やっぱり通じて無かったのかぁ~と、私がガックリしていると、イケメンが心配そうに話し掛けて来る。
「どうした?大丈夫か?息子が呼ぶから体調でも悪くなったかと思ったが、そんなに悪そうに見えないな?」
うん?息子が呼ぶ………とな?
「キャウン…キャンキャン……ワンフ~?」
「うん?そうかそうか、お前もいっちょまえにコイツの事が心配だったか~。ふふっ優しいな……」
えっ?何か……会話してませんかね?
「キキュン…ワフアフ……ワンワンワン~」
「おっ?照れてるのか?可愛い奴めっ!」
イケメンと小型犬が楽しそうにキャッキャッしてる。
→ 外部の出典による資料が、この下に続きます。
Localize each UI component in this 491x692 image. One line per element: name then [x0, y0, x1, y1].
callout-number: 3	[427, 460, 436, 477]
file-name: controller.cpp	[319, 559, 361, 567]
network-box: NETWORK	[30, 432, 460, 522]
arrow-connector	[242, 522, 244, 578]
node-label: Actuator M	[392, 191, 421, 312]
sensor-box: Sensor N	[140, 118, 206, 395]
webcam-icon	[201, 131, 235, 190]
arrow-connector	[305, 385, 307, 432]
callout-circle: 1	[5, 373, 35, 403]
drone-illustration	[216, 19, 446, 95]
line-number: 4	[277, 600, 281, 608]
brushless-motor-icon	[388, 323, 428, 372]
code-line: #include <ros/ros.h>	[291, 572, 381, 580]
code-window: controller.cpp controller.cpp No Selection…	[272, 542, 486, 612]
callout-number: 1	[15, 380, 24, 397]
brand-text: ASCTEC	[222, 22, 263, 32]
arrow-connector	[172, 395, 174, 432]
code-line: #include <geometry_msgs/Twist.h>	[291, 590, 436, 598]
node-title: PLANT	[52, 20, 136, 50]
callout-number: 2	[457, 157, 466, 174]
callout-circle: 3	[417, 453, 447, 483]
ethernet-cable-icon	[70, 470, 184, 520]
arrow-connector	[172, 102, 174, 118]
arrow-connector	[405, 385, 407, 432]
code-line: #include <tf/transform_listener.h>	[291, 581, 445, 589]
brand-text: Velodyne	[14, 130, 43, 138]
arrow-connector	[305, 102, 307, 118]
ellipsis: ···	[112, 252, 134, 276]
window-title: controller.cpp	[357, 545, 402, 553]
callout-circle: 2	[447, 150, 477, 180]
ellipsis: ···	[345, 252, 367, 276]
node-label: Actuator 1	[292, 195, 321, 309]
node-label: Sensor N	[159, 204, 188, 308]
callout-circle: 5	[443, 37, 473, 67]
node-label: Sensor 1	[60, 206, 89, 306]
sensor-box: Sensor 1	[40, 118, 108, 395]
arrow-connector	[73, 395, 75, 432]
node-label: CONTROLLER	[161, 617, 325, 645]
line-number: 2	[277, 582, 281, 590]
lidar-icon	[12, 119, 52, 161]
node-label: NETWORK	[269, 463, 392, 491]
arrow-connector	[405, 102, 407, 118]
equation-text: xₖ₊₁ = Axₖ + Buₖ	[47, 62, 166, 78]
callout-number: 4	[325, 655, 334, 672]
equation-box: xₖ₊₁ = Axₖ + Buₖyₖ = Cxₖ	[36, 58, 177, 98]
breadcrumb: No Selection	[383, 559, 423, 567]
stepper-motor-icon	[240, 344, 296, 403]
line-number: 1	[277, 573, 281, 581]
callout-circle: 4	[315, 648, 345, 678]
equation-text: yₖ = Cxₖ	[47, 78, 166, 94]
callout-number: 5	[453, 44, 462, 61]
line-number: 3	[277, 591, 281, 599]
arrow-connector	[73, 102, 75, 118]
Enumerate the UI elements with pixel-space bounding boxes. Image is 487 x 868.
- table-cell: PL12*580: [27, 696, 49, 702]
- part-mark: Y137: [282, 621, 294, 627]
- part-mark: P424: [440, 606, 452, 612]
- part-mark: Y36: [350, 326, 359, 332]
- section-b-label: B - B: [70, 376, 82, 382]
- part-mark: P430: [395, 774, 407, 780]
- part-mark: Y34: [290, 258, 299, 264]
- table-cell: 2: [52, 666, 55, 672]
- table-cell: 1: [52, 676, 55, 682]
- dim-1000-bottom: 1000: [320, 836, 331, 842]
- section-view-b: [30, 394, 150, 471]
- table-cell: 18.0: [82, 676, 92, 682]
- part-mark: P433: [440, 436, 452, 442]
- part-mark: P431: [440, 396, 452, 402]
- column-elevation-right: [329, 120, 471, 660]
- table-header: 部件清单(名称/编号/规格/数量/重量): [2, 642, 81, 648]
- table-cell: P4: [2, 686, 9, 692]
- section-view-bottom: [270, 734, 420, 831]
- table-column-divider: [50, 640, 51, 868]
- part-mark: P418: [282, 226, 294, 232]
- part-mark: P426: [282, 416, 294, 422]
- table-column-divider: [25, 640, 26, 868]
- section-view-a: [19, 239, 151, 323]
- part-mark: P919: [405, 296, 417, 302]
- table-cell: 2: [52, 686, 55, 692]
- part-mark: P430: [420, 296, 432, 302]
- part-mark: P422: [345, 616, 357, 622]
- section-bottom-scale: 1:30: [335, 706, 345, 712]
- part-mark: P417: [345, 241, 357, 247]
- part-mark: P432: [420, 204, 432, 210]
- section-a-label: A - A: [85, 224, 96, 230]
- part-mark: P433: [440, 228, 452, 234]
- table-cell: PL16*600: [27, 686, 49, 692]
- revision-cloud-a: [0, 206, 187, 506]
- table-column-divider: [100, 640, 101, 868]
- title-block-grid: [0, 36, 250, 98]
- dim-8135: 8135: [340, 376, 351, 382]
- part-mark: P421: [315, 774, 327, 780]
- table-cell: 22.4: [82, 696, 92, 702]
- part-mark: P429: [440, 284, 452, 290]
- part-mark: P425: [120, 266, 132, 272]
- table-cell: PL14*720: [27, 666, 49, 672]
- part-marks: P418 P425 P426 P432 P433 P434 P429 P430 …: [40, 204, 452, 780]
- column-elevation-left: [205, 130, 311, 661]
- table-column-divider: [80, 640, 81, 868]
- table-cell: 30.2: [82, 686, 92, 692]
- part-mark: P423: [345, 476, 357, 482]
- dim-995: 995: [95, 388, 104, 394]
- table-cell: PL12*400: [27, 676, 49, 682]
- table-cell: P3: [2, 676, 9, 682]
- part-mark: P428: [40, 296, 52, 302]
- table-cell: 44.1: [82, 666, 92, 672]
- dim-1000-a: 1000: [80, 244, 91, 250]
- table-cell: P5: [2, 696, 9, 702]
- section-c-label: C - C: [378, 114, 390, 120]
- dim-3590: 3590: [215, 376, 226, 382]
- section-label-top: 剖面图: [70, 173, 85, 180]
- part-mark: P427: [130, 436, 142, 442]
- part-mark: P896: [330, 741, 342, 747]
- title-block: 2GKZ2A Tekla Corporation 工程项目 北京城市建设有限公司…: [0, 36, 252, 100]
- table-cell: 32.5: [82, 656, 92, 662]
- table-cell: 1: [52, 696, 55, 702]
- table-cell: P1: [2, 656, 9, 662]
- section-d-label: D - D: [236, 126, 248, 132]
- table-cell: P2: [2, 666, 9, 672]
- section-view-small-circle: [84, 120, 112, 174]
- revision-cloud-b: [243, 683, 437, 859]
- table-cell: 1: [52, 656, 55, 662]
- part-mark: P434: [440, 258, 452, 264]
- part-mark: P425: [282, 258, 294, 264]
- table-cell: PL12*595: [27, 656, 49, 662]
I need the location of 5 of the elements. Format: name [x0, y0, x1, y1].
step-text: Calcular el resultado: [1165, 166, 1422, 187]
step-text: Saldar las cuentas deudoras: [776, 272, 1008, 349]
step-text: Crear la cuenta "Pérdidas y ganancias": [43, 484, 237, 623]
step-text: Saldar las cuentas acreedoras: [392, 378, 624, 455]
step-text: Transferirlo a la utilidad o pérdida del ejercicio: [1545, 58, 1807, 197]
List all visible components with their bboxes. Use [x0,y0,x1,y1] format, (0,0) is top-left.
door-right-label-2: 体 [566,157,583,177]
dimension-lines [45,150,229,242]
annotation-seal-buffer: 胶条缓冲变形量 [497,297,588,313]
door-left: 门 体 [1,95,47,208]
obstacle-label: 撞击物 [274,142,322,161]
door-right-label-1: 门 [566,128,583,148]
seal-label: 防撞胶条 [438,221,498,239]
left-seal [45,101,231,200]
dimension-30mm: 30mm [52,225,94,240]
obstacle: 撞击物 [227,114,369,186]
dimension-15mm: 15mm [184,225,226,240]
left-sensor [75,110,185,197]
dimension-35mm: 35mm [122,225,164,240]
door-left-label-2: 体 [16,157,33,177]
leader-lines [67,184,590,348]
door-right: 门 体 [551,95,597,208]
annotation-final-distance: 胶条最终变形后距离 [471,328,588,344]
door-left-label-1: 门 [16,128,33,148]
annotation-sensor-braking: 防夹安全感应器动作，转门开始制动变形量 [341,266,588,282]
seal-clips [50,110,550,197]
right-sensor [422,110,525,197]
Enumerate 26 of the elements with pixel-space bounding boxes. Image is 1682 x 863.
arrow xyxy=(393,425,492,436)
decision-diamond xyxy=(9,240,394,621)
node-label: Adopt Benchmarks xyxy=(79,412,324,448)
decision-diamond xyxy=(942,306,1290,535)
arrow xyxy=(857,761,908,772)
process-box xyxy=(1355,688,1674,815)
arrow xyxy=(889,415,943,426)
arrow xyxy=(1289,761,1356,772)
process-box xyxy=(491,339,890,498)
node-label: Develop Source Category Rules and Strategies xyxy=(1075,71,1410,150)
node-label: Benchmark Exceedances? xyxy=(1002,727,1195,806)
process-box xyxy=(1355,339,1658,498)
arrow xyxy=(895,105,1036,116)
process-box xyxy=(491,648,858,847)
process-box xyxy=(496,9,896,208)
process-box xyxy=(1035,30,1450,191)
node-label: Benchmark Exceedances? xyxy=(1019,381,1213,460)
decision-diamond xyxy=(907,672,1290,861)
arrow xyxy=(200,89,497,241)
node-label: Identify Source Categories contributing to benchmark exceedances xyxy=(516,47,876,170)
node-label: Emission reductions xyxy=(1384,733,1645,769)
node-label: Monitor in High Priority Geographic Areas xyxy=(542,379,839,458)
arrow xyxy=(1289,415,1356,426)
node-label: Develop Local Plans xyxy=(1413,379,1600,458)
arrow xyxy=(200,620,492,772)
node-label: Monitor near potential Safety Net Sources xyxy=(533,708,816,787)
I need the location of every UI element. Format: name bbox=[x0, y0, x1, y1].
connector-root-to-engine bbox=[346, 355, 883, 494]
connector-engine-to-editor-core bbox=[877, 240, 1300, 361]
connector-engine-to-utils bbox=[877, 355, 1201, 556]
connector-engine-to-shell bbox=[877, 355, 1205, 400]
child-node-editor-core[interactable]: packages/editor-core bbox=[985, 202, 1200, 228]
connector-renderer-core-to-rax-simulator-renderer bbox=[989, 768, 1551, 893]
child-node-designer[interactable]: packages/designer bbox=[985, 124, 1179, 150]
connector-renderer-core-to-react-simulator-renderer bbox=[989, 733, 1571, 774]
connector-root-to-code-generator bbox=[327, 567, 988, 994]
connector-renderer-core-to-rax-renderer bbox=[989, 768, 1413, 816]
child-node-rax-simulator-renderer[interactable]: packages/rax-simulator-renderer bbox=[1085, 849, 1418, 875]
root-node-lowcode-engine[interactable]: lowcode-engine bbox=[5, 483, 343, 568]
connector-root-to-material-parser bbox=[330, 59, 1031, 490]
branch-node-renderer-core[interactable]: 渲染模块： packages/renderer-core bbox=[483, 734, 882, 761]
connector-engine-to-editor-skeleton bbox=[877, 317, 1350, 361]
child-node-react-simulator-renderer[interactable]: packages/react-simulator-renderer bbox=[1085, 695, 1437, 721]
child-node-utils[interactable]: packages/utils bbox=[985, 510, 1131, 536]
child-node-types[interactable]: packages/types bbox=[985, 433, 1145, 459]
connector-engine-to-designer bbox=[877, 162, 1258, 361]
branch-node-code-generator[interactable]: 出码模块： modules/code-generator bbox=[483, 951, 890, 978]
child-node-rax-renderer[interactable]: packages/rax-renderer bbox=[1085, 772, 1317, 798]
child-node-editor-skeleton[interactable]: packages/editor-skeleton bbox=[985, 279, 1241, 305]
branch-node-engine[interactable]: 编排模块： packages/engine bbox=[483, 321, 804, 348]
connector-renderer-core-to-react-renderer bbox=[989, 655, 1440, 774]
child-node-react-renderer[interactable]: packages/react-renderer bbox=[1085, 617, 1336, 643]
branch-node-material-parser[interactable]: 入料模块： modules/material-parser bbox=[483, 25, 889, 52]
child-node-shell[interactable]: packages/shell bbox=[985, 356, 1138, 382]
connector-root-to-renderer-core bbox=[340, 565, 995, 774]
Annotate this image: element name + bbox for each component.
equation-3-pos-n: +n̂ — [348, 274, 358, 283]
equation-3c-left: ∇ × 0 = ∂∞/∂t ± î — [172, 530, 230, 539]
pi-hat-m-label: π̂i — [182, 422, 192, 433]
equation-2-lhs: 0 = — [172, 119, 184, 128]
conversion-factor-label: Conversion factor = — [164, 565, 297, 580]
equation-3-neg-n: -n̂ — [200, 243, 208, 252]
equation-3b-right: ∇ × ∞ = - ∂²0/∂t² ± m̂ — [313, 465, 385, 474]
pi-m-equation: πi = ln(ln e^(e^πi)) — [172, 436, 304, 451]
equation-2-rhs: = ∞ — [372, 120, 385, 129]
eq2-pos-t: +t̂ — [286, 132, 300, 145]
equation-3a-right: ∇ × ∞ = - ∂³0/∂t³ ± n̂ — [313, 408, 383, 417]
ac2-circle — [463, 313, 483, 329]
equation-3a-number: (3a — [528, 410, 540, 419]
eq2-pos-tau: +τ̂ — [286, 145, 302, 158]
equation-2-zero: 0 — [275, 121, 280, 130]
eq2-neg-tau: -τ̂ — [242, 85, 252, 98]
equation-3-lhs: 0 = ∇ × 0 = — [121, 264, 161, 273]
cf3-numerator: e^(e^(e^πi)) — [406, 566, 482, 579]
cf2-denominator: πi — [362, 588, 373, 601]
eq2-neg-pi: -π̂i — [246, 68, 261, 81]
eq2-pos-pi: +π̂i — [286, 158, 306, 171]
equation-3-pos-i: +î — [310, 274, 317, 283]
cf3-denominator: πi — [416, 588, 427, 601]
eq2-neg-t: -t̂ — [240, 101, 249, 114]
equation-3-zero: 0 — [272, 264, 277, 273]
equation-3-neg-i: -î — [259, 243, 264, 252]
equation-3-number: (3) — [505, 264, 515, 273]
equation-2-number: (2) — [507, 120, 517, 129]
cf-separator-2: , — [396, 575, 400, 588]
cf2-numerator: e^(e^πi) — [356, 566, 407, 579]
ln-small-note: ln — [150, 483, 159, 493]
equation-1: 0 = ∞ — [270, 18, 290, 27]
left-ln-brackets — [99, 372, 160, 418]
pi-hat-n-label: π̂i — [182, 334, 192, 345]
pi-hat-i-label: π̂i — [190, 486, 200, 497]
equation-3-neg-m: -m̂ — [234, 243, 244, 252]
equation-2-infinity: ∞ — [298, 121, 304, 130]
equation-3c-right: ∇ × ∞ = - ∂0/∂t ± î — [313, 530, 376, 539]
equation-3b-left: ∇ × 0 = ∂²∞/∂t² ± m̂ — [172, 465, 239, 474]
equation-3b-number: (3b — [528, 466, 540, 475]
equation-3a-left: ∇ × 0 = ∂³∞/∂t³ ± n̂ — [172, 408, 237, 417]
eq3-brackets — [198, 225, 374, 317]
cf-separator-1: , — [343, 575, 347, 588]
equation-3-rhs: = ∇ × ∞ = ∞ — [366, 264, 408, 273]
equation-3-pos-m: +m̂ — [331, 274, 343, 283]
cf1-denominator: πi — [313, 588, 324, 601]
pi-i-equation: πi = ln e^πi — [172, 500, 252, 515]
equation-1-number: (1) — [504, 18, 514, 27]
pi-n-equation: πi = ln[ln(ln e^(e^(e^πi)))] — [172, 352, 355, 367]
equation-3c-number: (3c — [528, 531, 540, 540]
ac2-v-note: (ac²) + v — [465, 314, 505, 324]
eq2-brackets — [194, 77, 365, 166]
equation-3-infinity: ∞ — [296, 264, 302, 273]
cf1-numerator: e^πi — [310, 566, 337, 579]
何やら意思の疎通が出来ている模様だ。
それに……息子って言ってませんでしたかね?
まっ……まさか、ね?
うん……聞けば良いんだよ……それでハッキリするじゃかないか。
私は何気なくイケメンに、問い掛けた。
「あっ……あのぉ~。つかぬことをお聞きしますが、貴方は……昨日の……えっと……魔獣さんですか?」
イケメンは私の問いに、ケロリとこう答えた。
「そうだけど?」
「うええぇぇぇぇぇぇ…………?」
私の混乱した叫びが室内に響いたのであった。
魔獣にファーストキスを奪われる夜でした。
まぁ、でも魔獣でもイケメンなんだから、文句を言うなっ!と思う。
えっ?思わない?そうですか……。